Tuesday, April 28, 2009

Post # 11

April 22, 2009

62 hours complete

An average days work for an average days pay. We went through the good old gestures of 826 with precision and accuracy. We had become pros, it was our duty to know the ropes in and out in addition to adding that small little thing that made things go from good to great. Things like keeping things organized as our co-workers, making copies of the text as the other two guys simultaneously resize two artworks with precision cuts and clean lain tape. At a few points during that day we had to get creative and do some manual editing. What I mean by that is that some pages with border lines were printed on three hole paper and we had to remake those missing lines. Sounds easy but it was a lot more challenging than we had previously expected. At first we tried putting a blank piece of paper underneath it and drawing the lines in by hand but our marker was a little too fat. Then we tried putting a paper with lines already on it underneath and taping them together, but the problem was that the lined papers contents were visible through the holed paper. Finally we managed to find a blank slate paper with lines and managed to get them pretty much lined up. After that fiasco the rest ticked by like clock work. I got paired with some fiesty kids during the afternoon who proceeded to insult me as I tried to help them with their homework. All in a days work I said to myself and continued on with my work. Unfortunatly I finished off the day with a crying child getting her way despite my good intentions. Eduardo and I were working with a girl who was in first grade and she did not want to do her homework.
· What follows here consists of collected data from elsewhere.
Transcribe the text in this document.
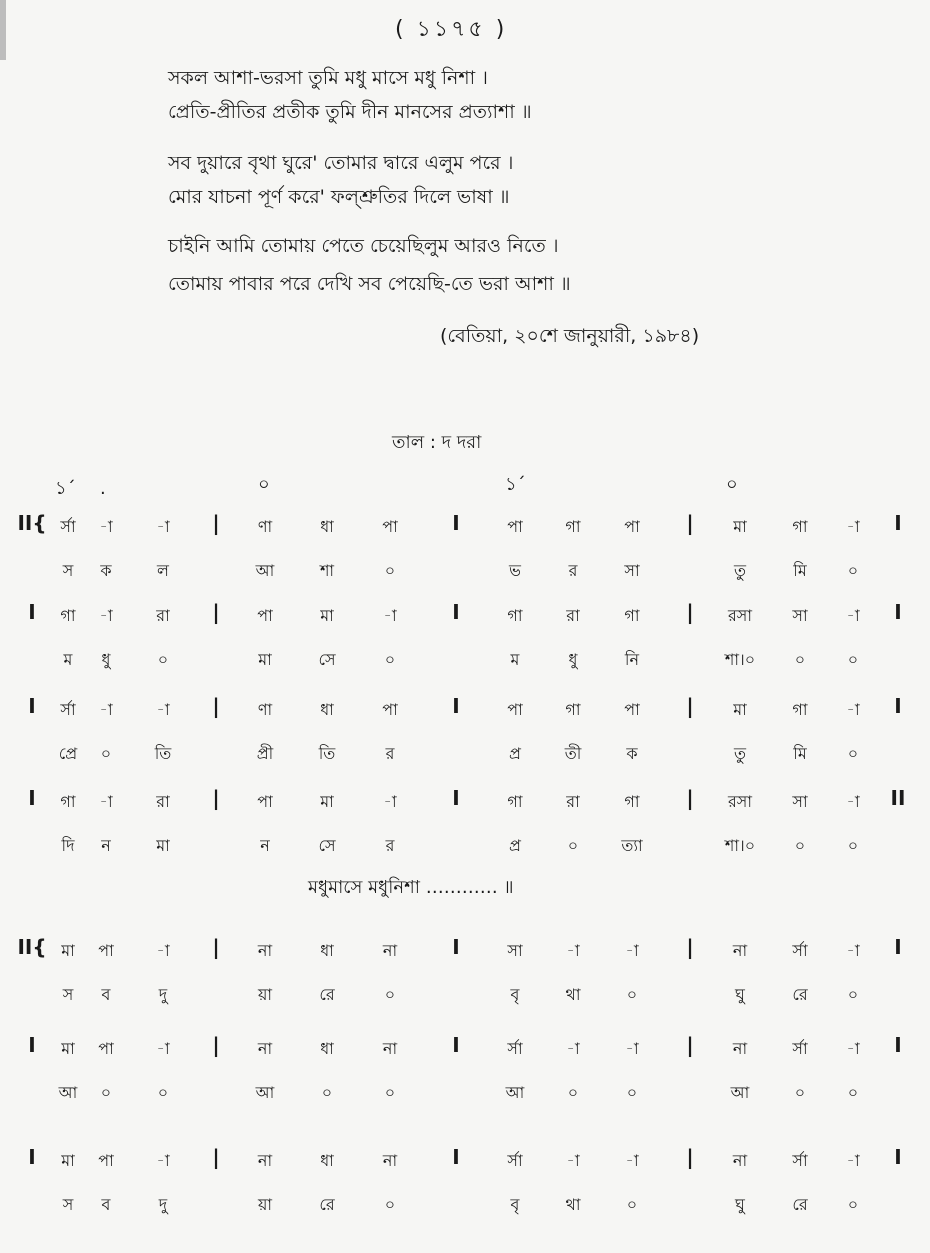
( ১১৭৫ )
সকল আশা-ভরসা তুমি মধু মাসে মধু নিশা ।
প্রেতি-প্রীতির প্রতীক তুমি দীন মানসের প্রত্যাশা ॥
সব দুয়ারে বৃথা ঘুরে' তোমার দ্বারে এলুম পরে ।
মোর যাচনা পূর্ণ করে' ফল্‌শ্রুতির দিলে ভাষা ॥
চাইনি আমি তোমায় পেতে চেয়েছিলুম আরও নিতে ।
তোমায় পাবার পরে দেখি সব পেয়েছি-তে ভরা আশা ॥
(বেতিয়া, ২০শে জানুয়ারী, ১৯৮৪)
তাল : দ দরা
১´ .	০	১´	০
II{ র্সা -া	-া | ণা	ধা	পা	I	পা	গা	পা | মা	গা -া I
স ক	ল	আ	শা	০	ভ	র	সা	তু	মি	০
I গা -া	রা | পা	মা	-া	I	গা	রা	গা | রসা	সা -া I
ম ধু	০	মা	সে	০	ম	ধু	নি	শা।০ ০	০
I র্সা -া	-া | ণা	ধা	পা	I	পা	গা	পা | মা	গা -া I
প্রে ০	তি	প্রী	তি	র	প্র	তী	ক	তু	মি	০
I গা -া	রা | পা	মা	-া	I	গা	রা	গা | রসা	সা -া II
দি ন	মা	ন	সে	র	প্র	০	ত্যা	শা।০ ০	০
II{ মা পা	-া | না	ধা	না	I	সা	-া	-া | না	র্সা -া I
স ব	দু	য়া	রে	০	বৃ	থা	০	ঘু	রে	০
I মা পা	-া | না	ধা	না	I	র্সা	-া	-া | না	র্সা -া I
আ ০	০	আ	০	০	আ	০	০	আ	০	০
I মা পা	-া | না	ধা	না	I	র্সা	-া	-া | না	র্সা -া I
স ব	দু	য়া	রে	০	বৃ	থা	০	ঘু	রে	০
মধুমাসে মধুনিশা ………… ॥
Because of the recent mini heat wave 826 was bringing kids to the park in small groups. There were two groups and the girl wanted to go very badly. She wanted even less to do her homework and the antics pursued. We wanted her to do three pages of the six that were do Friday and she only wanted to do one. We bargained to two but she refused and we went on like this for what may have been half an hour. Jory, our mentor, proceeded to come over when the second group was about to leave for the park and grant our little pumpkin's wish! He whisked her away to the park without her having done a single drop of homework after she turned on the water works. I left that afternoon with a bad taste in my mouth and a vow to never compromise, not even in the face of armageddon.